Oregon Zoo is informing that visitors who purchased tickets online between December and June had their payment card information compromised.

Formerly Portland Zoo and Washington Park Zoo, Oregon Zoo is a 64-acre zoo owned by the regional Metro government. It is home to 1,800 animals from 232 species, including 28 on the endangered and threatened list.

It is the state’s largest zoo and one of the most popular tourist attractions, with more than 1.7 million visitors every year.

On June 26, Oregon Zoo discovered that its online ticketing service had been compromised. In response to the incident, the site was decommissioned, and an investigation was launched.

The investigation revealed that since December 2023, customer transactions had been redirected to a phishing page.

“On July 22, 2024, the investigation determined that an unauthorized actor redirected customers’ transactions from the third-party vendor who processed online ticket purchases, potentially obtaining payment card information from Dec. 20, 2023, to June 26, 2024,” reads the notice sent to impacted individuals.

The information that has been exposed as a result of this breach includes:

• Full name
• Payment card number
• CVV (card verification value)
• Expiration date

Cybercriminals can use the data above to make purchases online. The fraudsters typically sell the products at a much lower value to obtain cash. In many cases, money mule networks are used to hide the trace of the goods.

Oregon Zoo states that it reviewed all transactions for the six-month period to identify all potentially impacted individuals. In total, 117,815 people will receive the data breach notification from Oregon Zoo.

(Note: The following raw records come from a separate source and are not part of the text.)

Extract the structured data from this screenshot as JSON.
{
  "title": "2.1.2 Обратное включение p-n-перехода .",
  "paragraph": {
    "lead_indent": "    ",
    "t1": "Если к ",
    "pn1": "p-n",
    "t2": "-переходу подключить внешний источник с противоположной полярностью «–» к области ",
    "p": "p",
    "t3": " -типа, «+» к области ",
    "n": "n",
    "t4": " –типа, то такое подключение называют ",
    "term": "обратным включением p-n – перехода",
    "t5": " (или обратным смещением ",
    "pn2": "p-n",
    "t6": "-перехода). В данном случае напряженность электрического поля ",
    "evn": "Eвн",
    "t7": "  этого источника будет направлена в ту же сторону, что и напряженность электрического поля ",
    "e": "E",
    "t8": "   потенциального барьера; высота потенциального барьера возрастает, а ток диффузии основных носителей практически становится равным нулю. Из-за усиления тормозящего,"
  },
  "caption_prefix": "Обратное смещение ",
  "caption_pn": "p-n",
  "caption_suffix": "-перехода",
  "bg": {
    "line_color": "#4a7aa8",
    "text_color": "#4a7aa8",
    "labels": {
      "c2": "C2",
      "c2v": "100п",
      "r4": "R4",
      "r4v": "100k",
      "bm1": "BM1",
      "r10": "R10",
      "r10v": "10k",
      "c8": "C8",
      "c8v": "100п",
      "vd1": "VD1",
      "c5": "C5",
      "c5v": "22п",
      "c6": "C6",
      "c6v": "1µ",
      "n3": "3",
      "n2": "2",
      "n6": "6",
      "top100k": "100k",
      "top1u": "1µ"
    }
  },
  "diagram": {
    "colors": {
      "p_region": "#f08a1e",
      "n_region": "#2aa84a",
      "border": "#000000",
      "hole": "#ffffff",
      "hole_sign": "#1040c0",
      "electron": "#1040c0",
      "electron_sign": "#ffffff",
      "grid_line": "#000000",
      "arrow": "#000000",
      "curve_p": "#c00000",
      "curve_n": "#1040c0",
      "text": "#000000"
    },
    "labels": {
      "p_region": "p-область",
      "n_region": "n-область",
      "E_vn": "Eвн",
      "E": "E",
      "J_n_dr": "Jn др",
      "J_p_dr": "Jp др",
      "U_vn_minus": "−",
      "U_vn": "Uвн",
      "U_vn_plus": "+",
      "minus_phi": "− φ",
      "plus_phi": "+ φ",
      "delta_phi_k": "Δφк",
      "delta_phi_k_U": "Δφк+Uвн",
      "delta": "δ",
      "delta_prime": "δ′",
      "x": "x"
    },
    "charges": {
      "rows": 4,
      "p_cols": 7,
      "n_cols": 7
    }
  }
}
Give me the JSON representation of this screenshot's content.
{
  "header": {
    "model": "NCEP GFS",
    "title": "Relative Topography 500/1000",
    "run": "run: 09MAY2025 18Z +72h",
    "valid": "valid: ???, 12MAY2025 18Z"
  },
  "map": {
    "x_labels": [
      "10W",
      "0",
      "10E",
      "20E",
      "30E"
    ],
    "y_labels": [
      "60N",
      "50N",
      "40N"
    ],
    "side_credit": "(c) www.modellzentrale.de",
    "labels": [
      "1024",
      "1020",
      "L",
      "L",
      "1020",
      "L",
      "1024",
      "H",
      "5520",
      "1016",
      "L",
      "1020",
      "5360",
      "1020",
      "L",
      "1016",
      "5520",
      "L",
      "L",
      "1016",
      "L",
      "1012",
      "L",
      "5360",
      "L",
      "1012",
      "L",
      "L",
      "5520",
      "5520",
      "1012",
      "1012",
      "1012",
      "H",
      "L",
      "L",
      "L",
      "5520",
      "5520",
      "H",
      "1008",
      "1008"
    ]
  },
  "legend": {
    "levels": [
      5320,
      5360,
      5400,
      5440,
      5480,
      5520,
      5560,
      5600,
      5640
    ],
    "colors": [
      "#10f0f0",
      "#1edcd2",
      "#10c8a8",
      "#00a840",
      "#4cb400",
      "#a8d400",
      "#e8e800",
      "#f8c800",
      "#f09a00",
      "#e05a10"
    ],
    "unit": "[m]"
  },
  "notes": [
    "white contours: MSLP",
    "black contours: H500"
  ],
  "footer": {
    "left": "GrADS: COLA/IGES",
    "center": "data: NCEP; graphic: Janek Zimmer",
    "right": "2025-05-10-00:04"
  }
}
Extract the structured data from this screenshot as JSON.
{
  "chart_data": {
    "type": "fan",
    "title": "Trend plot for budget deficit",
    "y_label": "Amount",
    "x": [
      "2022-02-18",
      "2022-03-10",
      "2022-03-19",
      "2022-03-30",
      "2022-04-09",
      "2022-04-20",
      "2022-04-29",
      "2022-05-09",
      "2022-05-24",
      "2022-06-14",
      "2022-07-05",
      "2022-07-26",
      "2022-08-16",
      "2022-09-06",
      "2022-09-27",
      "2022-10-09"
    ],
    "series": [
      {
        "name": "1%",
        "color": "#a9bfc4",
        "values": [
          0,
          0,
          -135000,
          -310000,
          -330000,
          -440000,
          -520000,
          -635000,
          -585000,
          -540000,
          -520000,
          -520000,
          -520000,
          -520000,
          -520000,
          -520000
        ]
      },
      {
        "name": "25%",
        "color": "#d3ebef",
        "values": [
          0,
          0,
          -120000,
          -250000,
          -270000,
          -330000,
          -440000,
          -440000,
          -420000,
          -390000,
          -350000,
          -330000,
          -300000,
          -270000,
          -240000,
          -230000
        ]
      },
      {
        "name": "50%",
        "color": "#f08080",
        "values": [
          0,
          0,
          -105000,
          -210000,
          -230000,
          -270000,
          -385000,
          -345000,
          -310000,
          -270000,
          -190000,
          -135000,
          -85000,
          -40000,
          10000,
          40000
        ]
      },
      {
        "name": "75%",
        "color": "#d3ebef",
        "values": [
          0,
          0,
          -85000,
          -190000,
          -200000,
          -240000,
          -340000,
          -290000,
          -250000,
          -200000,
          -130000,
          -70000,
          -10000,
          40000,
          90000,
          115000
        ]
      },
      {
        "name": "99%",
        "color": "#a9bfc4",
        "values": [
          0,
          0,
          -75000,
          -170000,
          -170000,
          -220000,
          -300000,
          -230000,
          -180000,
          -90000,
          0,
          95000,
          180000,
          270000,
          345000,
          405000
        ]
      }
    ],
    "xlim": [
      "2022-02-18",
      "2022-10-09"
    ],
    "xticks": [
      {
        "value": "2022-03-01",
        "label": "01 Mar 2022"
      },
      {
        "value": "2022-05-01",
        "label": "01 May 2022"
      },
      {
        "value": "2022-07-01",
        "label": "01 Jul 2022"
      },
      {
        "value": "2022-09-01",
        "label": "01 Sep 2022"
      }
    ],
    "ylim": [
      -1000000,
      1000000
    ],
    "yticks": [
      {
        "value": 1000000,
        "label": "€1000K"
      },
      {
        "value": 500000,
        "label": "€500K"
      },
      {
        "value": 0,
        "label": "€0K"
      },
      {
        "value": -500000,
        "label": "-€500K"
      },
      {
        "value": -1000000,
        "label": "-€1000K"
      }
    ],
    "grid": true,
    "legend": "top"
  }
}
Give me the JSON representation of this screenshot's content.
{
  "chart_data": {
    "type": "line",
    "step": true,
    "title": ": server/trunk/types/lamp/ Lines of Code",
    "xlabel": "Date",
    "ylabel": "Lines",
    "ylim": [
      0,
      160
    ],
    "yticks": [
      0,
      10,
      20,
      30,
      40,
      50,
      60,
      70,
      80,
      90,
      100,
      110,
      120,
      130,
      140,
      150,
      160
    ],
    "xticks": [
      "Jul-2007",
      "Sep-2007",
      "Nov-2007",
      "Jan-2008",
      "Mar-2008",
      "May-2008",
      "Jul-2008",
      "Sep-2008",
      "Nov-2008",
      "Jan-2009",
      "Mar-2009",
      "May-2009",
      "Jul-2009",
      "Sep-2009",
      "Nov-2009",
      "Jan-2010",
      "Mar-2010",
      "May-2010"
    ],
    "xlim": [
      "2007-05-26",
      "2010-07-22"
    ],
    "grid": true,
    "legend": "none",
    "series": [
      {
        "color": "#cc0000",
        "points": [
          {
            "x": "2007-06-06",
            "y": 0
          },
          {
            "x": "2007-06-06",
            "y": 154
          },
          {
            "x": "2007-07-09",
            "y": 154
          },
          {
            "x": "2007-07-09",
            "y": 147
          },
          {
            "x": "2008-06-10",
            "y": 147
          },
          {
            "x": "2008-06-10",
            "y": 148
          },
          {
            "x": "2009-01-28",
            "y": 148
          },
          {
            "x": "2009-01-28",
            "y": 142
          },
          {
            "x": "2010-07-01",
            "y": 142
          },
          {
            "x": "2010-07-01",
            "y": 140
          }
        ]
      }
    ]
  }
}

To protect customers from similar risks in the future, the establishment deployed a new, more secure payments portal.

Additionally, letter recipients are provided with a free-of-charge 12-month credit monitoring and identity protection services to mitigate the risk from the payment card data compromise.

People who purchased tickets for Oregon Zoo between December 2023 and June 2024 should treat unsolicited communications with caution, closely monitor their accounts’ activity, and report any suspicious transactions to their card issuer as soon as possible.

If possible, the safest action is to ask your bank to invalidate the existing payment card and issue a replacement.